Hampshire (UK) based blues-rock machine SUGARMAN SAM & THE VOODOO MEN are intent on bringing the incisive and explosive authenticity of the blues sounds of the 1960s and 1970s back into our living rooms.
Their follow-up to the 2014 “Some Kind of Voodoo” E.P is Record Store Education.
This includes 9 well gigged songs that were laid down in ultra-fast time. The band gave themselves the kinda time pressure that means that this album sounds as if it is recorded largely live. Because of the time constraints involved, this is surprisingly healthy, fresh and immediate.
The ingenious blues-derived heavy rock number “Blues my Shining Light” launches this super album.
This has Hendrix written all over it. And drawn in the margins, too. The voice is broad-shouldered and hardy and the keys are jewel-like.
This is a stomping sweet riff-maker. And a dauntless, high-strung and eager start.
“Some Kind of Voodoo” is a little more traditional. With a simple and agile rhythm at its heart.
The drums on this number are shrewd and penetrating and feed into the liquid guitar grooves like appetizing acid peel.
For those who have a hankering for Jeff Beck, try “Blues Deluxe” with smouldering licks of guitar, drawling vocals from Sam that seem to swelter with passion and the same kind of technical guitar proficiency we might expect from Bonamassa.
“Stone Cold Man” is a sturdy buzzer. A true rock ‘n’ roll trailblazer.
The keys are cleverly honky-tonked by Paul McCormick…
And the waves of guitar-power fill the speakers like thriving, blurred alchemical clouds. Magic!
After the effectively snappy “Runaway Rage” the album concludes with the cover of Cream’s “Sunshine of Your Love.” Perhaps the least effective track here, the psychedelia seems kinda out of context on this album, which is, after all, packed to the gunwales with authentic and original blues-rock.
Besides, who can do it better than Jack Bruce, Eric Clapton and Ginger Baker? (Yes, and with Pete Brown.)
Well Sugarman Sam almost can… The band give this all they’ve got. And, to be fair, it is a splendid result.

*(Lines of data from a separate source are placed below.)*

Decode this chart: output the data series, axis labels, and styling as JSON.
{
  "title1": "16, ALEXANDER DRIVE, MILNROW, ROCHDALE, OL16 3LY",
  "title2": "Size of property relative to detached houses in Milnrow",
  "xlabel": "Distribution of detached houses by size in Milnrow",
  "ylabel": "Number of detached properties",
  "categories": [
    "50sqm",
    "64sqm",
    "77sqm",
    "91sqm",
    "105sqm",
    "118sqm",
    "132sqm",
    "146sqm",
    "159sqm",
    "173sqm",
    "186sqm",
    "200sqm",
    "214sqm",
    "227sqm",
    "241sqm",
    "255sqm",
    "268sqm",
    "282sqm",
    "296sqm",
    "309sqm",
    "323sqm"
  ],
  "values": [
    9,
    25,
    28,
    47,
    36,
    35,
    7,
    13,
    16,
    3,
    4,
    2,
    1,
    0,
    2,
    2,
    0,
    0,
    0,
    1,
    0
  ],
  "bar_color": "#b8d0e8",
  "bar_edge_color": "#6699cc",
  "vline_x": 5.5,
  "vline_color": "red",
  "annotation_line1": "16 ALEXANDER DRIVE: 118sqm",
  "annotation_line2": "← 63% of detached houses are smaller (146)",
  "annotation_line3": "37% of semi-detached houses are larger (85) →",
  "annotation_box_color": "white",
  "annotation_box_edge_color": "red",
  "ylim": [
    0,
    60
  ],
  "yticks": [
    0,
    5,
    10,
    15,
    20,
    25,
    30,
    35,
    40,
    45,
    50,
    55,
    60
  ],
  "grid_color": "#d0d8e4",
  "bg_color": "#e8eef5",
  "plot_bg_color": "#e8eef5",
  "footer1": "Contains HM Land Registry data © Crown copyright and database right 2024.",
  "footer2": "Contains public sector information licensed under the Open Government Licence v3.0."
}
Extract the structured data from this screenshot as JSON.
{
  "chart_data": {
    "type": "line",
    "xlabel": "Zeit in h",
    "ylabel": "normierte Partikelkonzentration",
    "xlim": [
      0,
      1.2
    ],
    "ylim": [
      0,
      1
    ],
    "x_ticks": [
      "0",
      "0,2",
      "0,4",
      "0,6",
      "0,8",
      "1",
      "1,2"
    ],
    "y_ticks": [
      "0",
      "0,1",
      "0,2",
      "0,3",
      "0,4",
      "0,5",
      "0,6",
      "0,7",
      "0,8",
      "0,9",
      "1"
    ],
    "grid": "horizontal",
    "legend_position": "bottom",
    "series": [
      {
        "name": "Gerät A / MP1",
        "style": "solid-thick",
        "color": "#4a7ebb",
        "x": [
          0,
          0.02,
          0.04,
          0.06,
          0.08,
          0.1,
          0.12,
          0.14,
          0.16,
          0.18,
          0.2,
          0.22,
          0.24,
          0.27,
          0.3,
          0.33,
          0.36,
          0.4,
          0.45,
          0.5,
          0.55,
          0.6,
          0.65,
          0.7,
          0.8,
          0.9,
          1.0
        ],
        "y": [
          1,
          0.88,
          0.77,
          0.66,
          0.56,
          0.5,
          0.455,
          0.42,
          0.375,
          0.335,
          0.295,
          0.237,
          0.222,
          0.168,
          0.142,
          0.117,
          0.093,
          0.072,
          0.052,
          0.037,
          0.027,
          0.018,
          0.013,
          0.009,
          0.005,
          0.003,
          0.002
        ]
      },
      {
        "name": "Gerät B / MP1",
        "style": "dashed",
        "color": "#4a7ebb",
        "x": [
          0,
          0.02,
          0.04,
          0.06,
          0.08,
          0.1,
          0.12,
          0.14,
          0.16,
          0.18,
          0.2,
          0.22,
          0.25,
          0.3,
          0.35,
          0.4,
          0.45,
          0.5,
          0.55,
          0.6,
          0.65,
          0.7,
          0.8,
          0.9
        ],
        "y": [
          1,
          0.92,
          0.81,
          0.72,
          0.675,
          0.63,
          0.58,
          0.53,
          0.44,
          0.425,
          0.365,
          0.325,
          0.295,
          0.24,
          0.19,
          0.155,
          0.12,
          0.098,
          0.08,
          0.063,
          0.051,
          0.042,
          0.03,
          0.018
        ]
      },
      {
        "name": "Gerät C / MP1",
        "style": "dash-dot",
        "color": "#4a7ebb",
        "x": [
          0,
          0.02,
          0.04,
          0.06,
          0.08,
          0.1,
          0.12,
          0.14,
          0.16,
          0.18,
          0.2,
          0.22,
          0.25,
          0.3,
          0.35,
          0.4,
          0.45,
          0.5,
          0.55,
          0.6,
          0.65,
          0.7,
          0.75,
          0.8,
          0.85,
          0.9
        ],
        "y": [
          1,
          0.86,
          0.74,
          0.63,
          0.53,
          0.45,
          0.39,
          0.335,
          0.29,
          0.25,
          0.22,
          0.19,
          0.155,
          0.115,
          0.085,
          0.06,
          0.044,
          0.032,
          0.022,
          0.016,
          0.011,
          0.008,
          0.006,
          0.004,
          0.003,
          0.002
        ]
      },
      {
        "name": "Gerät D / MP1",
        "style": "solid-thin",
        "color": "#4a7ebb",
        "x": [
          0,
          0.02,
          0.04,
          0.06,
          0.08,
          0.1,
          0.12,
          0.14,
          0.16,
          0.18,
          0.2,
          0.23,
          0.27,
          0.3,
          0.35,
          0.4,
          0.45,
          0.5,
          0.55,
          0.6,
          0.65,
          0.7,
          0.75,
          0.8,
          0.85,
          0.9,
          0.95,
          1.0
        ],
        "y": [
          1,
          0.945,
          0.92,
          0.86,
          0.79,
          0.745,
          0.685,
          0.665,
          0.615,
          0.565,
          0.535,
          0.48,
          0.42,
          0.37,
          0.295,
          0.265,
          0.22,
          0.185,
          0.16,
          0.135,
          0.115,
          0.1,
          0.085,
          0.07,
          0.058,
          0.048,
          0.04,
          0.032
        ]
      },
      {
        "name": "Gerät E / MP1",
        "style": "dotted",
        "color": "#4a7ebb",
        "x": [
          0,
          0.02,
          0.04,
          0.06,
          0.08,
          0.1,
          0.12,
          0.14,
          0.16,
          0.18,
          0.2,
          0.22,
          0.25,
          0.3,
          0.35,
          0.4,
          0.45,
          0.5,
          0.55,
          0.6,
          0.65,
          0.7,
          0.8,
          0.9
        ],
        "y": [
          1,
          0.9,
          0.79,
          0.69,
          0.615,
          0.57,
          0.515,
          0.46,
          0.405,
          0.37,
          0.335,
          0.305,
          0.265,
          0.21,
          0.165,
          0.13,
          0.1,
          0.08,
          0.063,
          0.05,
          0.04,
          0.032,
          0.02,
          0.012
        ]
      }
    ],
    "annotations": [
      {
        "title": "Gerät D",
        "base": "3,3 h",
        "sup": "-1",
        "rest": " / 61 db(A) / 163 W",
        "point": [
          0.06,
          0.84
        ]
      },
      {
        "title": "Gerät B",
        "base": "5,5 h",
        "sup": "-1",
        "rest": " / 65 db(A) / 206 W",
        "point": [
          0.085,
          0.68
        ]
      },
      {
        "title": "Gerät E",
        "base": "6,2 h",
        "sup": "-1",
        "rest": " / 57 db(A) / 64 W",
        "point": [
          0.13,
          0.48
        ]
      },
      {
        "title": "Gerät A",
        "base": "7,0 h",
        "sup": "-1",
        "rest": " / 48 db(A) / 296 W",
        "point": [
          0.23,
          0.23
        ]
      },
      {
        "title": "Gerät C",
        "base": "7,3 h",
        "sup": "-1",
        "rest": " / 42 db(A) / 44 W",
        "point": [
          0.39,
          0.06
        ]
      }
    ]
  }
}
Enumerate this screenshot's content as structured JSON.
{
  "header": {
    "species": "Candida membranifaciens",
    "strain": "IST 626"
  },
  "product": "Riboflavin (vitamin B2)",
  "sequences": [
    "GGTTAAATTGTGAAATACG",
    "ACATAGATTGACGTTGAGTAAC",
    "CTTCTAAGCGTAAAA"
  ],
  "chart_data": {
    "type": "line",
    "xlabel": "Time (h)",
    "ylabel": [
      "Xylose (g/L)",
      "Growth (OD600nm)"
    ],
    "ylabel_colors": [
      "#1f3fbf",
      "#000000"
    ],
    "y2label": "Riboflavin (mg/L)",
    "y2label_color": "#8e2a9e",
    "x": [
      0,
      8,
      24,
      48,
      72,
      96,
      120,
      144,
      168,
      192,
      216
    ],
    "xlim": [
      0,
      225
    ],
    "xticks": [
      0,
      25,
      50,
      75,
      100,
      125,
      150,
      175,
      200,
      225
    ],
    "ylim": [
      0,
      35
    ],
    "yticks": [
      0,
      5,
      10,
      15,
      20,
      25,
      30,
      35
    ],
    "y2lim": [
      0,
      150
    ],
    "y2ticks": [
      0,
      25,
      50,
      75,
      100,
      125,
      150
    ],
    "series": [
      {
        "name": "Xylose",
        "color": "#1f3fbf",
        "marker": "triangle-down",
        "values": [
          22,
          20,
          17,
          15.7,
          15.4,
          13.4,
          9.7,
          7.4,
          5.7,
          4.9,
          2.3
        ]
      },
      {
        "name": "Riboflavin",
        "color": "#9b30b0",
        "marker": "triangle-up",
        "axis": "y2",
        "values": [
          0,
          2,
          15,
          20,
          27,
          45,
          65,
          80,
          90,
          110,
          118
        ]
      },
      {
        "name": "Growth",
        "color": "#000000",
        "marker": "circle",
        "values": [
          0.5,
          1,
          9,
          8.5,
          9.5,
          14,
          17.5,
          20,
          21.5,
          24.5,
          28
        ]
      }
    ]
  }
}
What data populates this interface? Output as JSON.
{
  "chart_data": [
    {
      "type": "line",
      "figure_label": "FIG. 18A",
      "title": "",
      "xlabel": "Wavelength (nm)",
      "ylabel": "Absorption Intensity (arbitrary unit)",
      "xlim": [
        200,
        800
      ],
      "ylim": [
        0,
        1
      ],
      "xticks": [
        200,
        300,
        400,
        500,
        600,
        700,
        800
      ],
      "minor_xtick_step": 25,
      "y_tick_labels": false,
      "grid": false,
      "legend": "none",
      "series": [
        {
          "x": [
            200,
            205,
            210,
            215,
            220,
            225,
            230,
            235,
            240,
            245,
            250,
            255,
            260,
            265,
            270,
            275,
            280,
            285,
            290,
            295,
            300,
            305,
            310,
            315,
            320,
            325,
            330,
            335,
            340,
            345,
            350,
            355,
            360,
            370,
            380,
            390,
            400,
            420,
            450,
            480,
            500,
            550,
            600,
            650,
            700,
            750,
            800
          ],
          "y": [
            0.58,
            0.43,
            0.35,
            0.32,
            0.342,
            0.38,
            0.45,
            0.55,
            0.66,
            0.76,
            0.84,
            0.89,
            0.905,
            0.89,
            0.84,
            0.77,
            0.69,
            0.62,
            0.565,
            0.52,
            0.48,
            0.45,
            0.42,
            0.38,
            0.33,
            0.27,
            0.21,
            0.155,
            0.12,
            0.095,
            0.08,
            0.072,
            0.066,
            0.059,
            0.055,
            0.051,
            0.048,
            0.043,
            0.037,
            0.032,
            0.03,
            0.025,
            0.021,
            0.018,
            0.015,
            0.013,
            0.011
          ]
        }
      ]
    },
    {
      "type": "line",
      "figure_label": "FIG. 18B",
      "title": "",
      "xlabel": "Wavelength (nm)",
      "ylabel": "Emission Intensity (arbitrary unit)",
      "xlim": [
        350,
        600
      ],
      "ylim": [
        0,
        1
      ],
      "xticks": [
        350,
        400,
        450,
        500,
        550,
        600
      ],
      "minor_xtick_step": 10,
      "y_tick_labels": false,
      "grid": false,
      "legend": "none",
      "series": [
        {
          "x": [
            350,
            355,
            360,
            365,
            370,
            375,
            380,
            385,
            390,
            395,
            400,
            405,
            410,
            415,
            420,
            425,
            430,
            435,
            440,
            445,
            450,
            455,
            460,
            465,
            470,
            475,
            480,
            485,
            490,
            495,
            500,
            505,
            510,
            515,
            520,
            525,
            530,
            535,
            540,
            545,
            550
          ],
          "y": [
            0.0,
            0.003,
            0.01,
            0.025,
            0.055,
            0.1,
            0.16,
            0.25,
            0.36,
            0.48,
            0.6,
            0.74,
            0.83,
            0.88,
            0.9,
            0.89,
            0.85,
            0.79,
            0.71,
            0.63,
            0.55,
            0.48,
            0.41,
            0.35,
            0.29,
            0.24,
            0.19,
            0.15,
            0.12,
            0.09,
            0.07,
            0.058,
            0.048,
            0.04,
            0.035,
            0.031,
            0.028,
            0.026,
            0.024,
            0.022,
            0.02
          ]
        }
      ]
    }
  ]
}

I suppose playing out on “Sunshine…” makes a really big impression … But ain’t this just showing off?
This is an incredibly impressive blues-rock album. Played with sure-handed skill.
It shows that a group of zealous talents, leveraging a large amount of effort and demonstrating some natural virtue and painstaking endurance, can still make an exceedingly fine album without the need to spend exorbitant amounts of money, or sell their soul via various PR driven urges.